Elliott initially said he wanted to be a grasshopper, totally blaming it on the plague of grasshoppers at Glammy & Poppy's this summer.  All I could think was, a grasshopper?--because that's easy.  Then he said, he though maybe a cow would be good.  I felt good about this.  A cow.  I can do a cow.  That's not too hard, right?

Party City?  No cows.

Target?  COWS.  I knew it!  Only no.  The top size was a size 4.

You know the whole thing about limiting screen time for young kids?  Yeah.  There is no place that it is more apparent that the advice is not working than the Halloween costume aisle at any store.  Elliott is nearing 5 years old, which I can assume from the options means he either loves superheroes or would love to be a slightly less-scary monster/vampire than his 10-year old friends.

So costume developers, please take note:  there are still some sheltered four-year olds in the world.  My child has no idea who Superman, Batman, Spiderman, Captain America or the Incredible Hulk are.  No idea.  Super Mario Brothers?  Nope.  A vampire?  Nope.  Combine this with my commitment to avoid all items bearing a skull and the choices are SLIM.
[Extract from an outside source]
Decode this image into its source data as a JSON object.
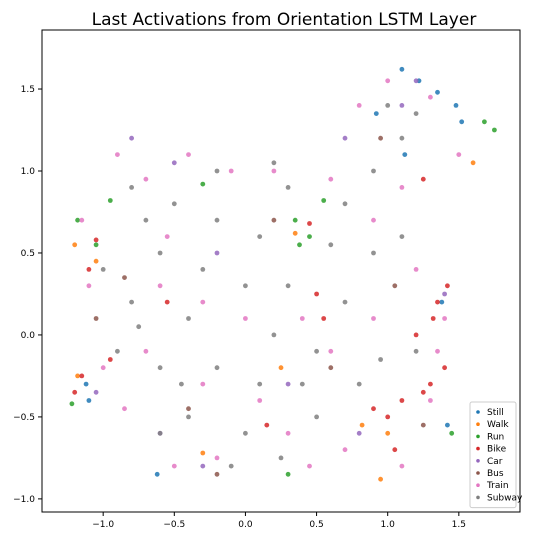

My message to stores that provide clothing to children little boys (I'm not even touching on the issues with clothing for girls):

  1.  A 5-year old is still a little boy.  Little.
  2. Nearing 5 has not turned my child into a skate-boarding champ.  Really.  No skateboards.
  3. Ninjas and vampires kill people.  Please refer back to #1--no killing machines here.
  4. Superheroes are great, but I have to let you in on a secret--not all kids are aware of who they are. Elliott knows them by sight, but has no idea what they stand for or do.
  5. I don't get the skull trend.  I don't.  I feel like I must not be alone in this, right?  I can't be the only one opposed to buying clothing items with skulls.  
  6. There is plenty of childhood ahead of us, where we'll purchase the scary costumes.  I promise.  Maybe.  





1 comment:

Unknown said...

Kid #3 will know a lot more about the creepy stuff than kid #1, b/c he'll be under the influence of whatever the older siblings are doing. And you're right about girls' costumes!